LinuxQuestions.org - dm-crypt attack

- Linux - Security (https://www.linuxquestions.org/questions/linux-security-4/)

- - dm-crypt attack (https://www.linuxquestions.org/questions/linux-security-4/dm-crypt-attack-844063/)

Hello, I'm trying to find where the dm-crypt hash key is stored. I found a princeton article where they captured the key from RAM and used it to decrypt the whole disk. My question is more about the algorithm and where the key is stored on file within the system. I assume the passphrase is stored locally (or on a USB) because how would the system know what to compare it to?
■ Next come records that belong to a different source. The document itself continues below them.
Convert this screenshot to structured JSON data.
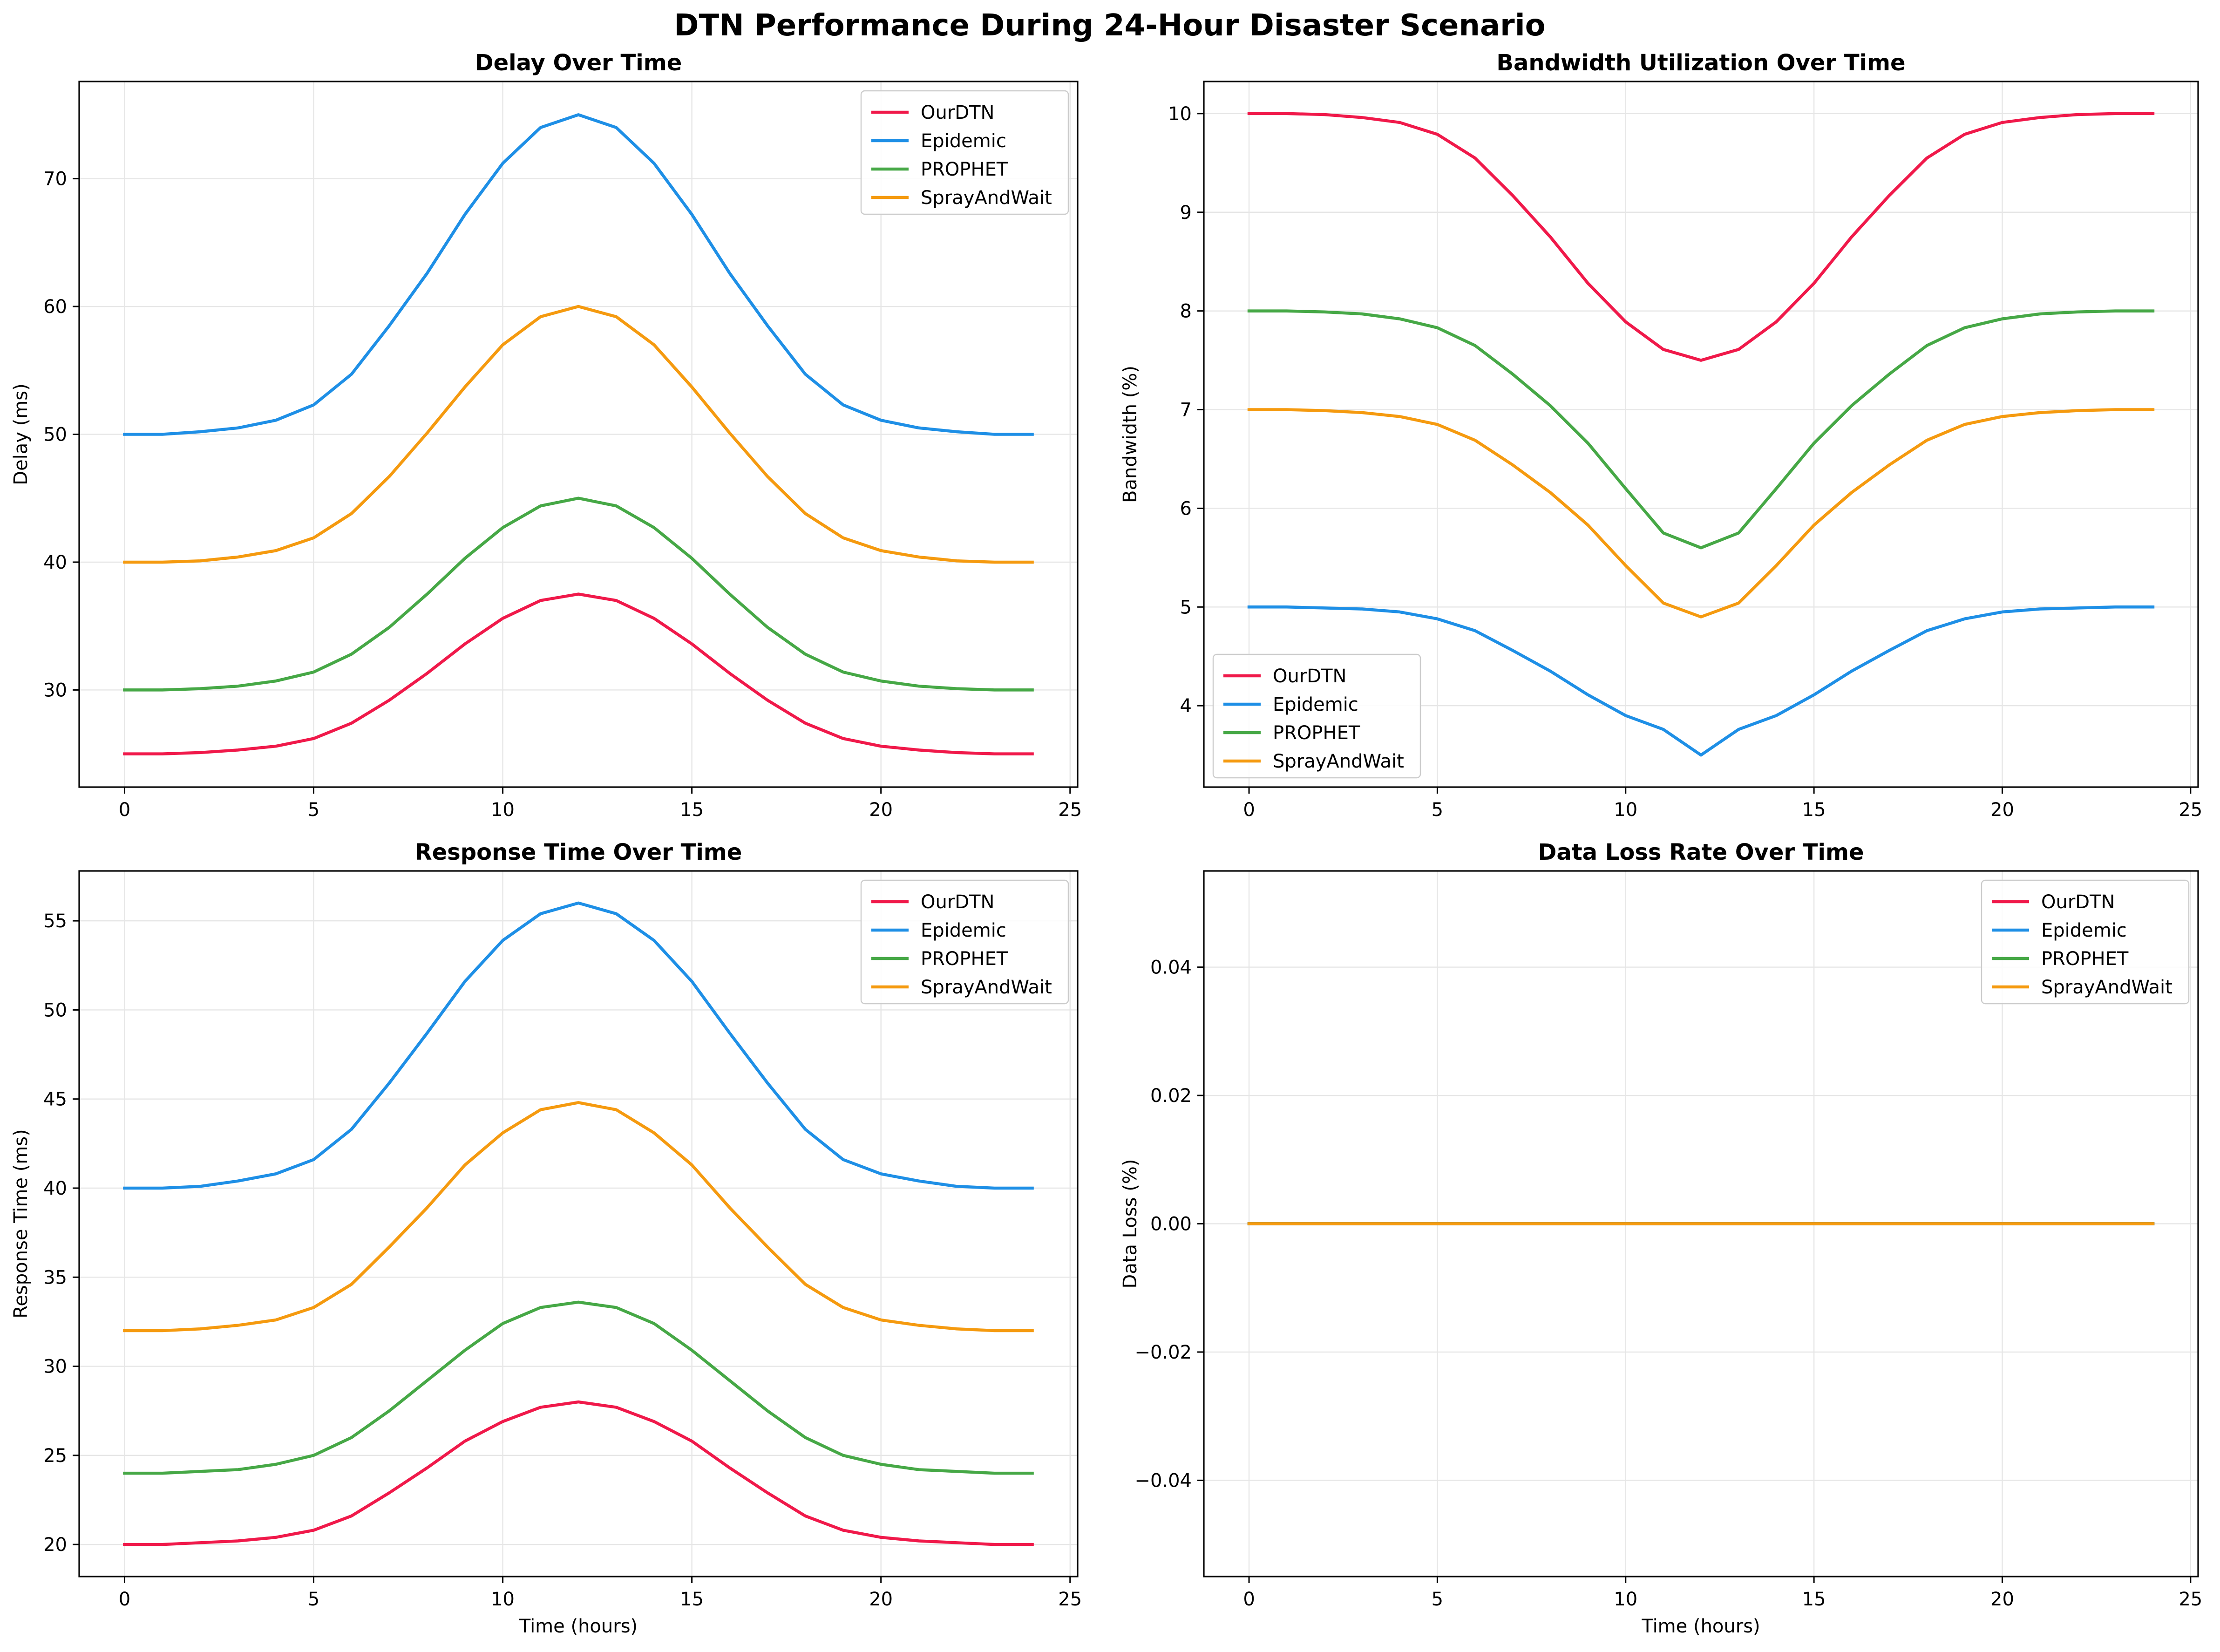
{
  "figure": {
    "suptitle": "DTN Performance During 24-Hour Disaster Scenario"
  },
  "colors": {
    "OurDTN": "#f0194a",
    "Epidemic": "#1e8fe6",
    "PROPHET": "#46a846",
    "SprayAndWait": "#f59a0f"
  },
  "chart_data": [
    {
      "type": "line",
      "title": "Delay Over Time",
      "xlabel": "",
      "ylabel": "Delay (ms)",
      "xlim": [
        -1.2,
        25.2
      ],
      "ylim": [
        22.4,
        77.6
      ],
      "xticks": [
        0,
        5,
        10,
        15,
        20,
        25
      ],
      "yticks": [
        30,
        40,
        50,
        60,
        70
      ],
      "grid": true,
      "legend": "top-right",
      "x": [
        0,
        1,
        2,
        3,
        4,
        5,
        6,
        7,
        8,
        9,
        10,
        11,
        12,
        13,
        14,
        15,
        16,
        17,
        18,
        19,
        20,
        21,
        22,
        23,
        24
      ],
      "series": [
        {
          "name": "OurDTN",
          "values": [
            25.0,
            25.0,
            25.1,
            25.3,
            25.6,
            26.2,
            27.4,
            29.2,
            31.3,
            33.6,
            35.6,
            37.0,
            37.5,
            37.0,
            35.6,
            33.6,
            31.3,
            29.2,
            27.4,
            26.2,
            25.6,
            25.3,
            25.1,
            25.0,
            25.0
          ]
        },
        {
          "name": "Epidemic",
          "values": [
            50.0,
            50.0,
            50.2,
            50.5,
            51.1,
            52.3,
            54.7,
            58.5,
            62.6,
            67.2,
            71.2,
            74.0,
            75.0,
            74.0,
            71.2,
            67.2,
            62.6,
            58.5,
            54.7,
            52.3,
            51.1,
            50.5,
            50.2,
            50.0,
            50.0
          ]
        },
        {
          "name": "PROPHET",
          "values": [
            30.0,
            30.0,
            30.1,
            30.3,
            30.7,
            31.4,
            32.8,
            34.9,
            37.5,
            40.3,
            42.7,
            44.4,
            45.0,
            44.4,
            42.7,
            40.3,
            37.5,
            34.9,
            32.8,
            31.4,
            30.7,
            30.3,
            30.1,
            30.0,
            30.0
          ]
        },
        {
          "name": "SprayAndWait",
          "values": [
            40.0,
            40.0,
            40.1,
            40.4,
            40.9,
            41.9,
            43.8,
            46.7,
            50.1,
            53.7,
            57.0,
            59.2,
            60.0,
            59.2,
            57.0,
            53.7,
            50.1,
            46.7,
            43.8,
            41.9,
            40.9,
            40.4,
            40.1,
            40.0,
            40.0
          ]
        }
      ]
    },
    {
      "type": "line",
      "title": "Bandwidth Utilization Over Time",
      "xlabel": "",
      "ylabel": "Bandwidth (%)",
      "xlim": [
        -1.2,
        25.2
      ],
      "ylim": [
        3.175,
        10.325
      ],
      "xticks": [
        0,
        5,
        10,
        15,
        20,
        25
      ],
      "yticks": [
        4,
        5,
        6,
        7,
        8,
        9,
        10
      ],
      "grid": true,
      "legend": "bottom-left",
      "x": [
        0,
        1,
        2,
        3,
        4,
        5,
        6,
        7,
        8,
        9,
        10,
        11,
        12,
        13,
        14,
        15,
        16,
        17,
        18,
        19,
        20,
        21,
        22,
        23,
        24
      ],
      "series": [
        {
          "name": "OurDTN",
          "values": [
            10.0,
            10.0,
            9.99,
            9.96,
            9.91,
            9.79,
            9.55,
            9.17,
            8.75,
            8.28,
            7.89,
            7.61,
            7.5,
            7.61,
            7.89,
            8.28,
            8.75,
            9.17,
            9.55,
            9.79,
            9.91,
            9.96,
            9.99,
            10.0,
            10.0
          ]
        },
        {
          "name": "Epidemic",
          "values": [
            5.0,
            5.0,
            4.99,
            4.98,
            4.95,
            4.88,
            4.76,
            4.56,
            4.35,
            4.11,
            3.9,
            3.76,
            3.5,
            3.76,
            3.9,
            4.11,
            4.35,
            4.56,
            4.76,
            4.88,
            4.95,
            4.98,
            4.99,
            5.0,
            5.0
          ]
        },
        {
          "name": "PROPHET",
          "values": [
            8.0,
            8.0,
            7.99,
            7.97,
            7.92,
            7.83,
            7.65,
            7.36,
            7.04,
            6.66,
            6.2,
            5.75,
            5.6,
            5.75,
            6.2,
            6.66,
            7.04,
            7.36,
            7.65,
            7.83,
            7.92,
            7.97,
            7.99,
            8.0,
            8.0
          ]
        },
        {
          "name": "SprayAndWait",
          "values": [
            7.0,
            7.0,
            6.99,
            6.97,
            6.93,
            6.85,
            6.69,
            6.44,
            6.16,
            5.83,
            5.42,
            5.04,
            4.9,
            5.04,
            5.42,
            5.83,
            6.16,
            6.44,
            6.69,
            6.85,
            6.93,
            6.97,
            6.99,
            7.0,
            7.0
          ]
        }
      ]
    },
    {
      "type": "line",
      "title": "Response Time Over Time",
      "xlabel": "Time (hours)",
      "ylabel": "Response Time (ms)",
      "xlim": [
        -1.2,
        25.2
      ],
      "ylim": [
        18.2,
        57.8
      ],
      "xticks": [
        0,
        5,
        10,
        15,
        20,
        25
      ],
      "yticks": [
        20,
        25,
        30,
        35,
        40,
        45,
        50,
        55
      ],
      "grid": true,
      "legend": "top-right",
      "x": [
        0,
        1,
        2,
        3,
        4,
        5,
        6,
        7,
        8,
        9,
        10,
        11,
        12,
        13,
        14,
        15,
        16,
        17,
        18,
        19,
        20,
        21,
        22,
        23,
        24
      ],
      "series": [
        {
          "name": "OurDTN",
          "values": [
            20.0,
            20.0,
            20.1,
            20.2,
            20.4,
            20.8,
            21.6,
            22.9,
            24.3,
            25.8,
            26.9,
            27.7,
            28.0,
            27.7,
            26.9,
            25.8,
            24.3,
            22.9,
            21.6,
            20.8,
            20.4,
            20.2,
            20.1,
            20.0,
            20.0
          ]
        },
        {
          "name": "Epidemic",
          "values": [
            40.0,
            40.0,
            40.1,
            40.4,
            40.8,
            41.6,
            43.3,
            45.9,
            48.7,
            51.6,
            53.9,
            55.4,
            56.0,
            55.4,
            53.9,
            51.6,
            48.7,
            45.9,
            43.3,
            41.6,
            40.8,
            40.4,
            40.1,
            40.0,
            40.0
          ]
        },
        {
          "name": "PROPHET",
          "values": [
            24.0,
            24.0,
            24.1,
            24.2,
            24.5,
            25.0,
            26.0,
            27.5,
            29.2,
            30.9,
            32.4,
            33.3,
            33.6,
            33.3,
            32.4,
            30.9,
            29.2,
            27.5,
            26.0,
            25.0,
            24.5,
            24.2,
            24.1,
            24.0,
            24.0
          ]
        },
        {
          "name": "SprayAndWait",
          "values": [
            32.0,
            32.0,
            32.1,
            32.3,
            32.6,
            33.3,
            34.6,
            36.7,
            38.9,
            41.3,
            43.1,
            44.4,
            44.8,
            44.4,
            43.1,
            41.3,
            38.9,
            36.7,
            34.6,
            33.3,
            32.6,
            32.3,
            32.1,
            32.0,
            32.0
          ]
        }
      ]
    },
    {
      "type": "line",
      "title": "Data Loss Rate Over Time",
      "xlabel": "Time (hours)",
      "ylabel": "Data Loss (%)",
      "xlim": [
        -1.2,
        25.2
      ],
      "ylim": [
        -0.055,
        0.055
      ],
      "xticks": [
        0,
        5,
        10,
        15,
        20,
        25
      ],
      "yticks": [
        -0.04,
        -0.02,
        0.0,
        0.02,
        0.04
      ],
      "ytick_labels": [
        "−0.04",
        "−0.02",
        "0.00",
        "0.02",
        "0.04"
      ],
      "grid": true,
      "legend": "top-right",
      "x": [
        0,
        24
      ],
      "series": [
        {
          "name": "OurDTN",
          "values": [
            0,
            0
          ]
        },
        {
          "name": "Epidemic",
          "values": [
            0,
            0
          ]
        },
        {
          "name": "PROPHET",
          "values": [
            0,
            0
          ]
        },
        {
          "name": "SprayAndWait",
          "values": [
            0,
            0
          ]
        }
      ]
    }
  ]
}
I assume the passphrase is not stored in the shadow file, but could be wrong.

thanks
security newbie here

The key is not stored (apart from being used in RAM to decrypt the volume).

The encryption algorithm is chosen when the volume is created. There are many encryption modules to choose from, including aes and twofish, and a number of passphrase hash functions, including ripemd160:

Code:

ls /lib/modules/$(uname -r)/kernel/crypto

The passphrase is not stored; it is used to mount the volume. There is no need to compare the passphrase (or actual key) with anything; if it is incorrect, then the volume will not mount because the decryption will produce invalid data.

The key could be stored as a way of automating the mount, but this would seem to defeat the purpose of encrypting the drive.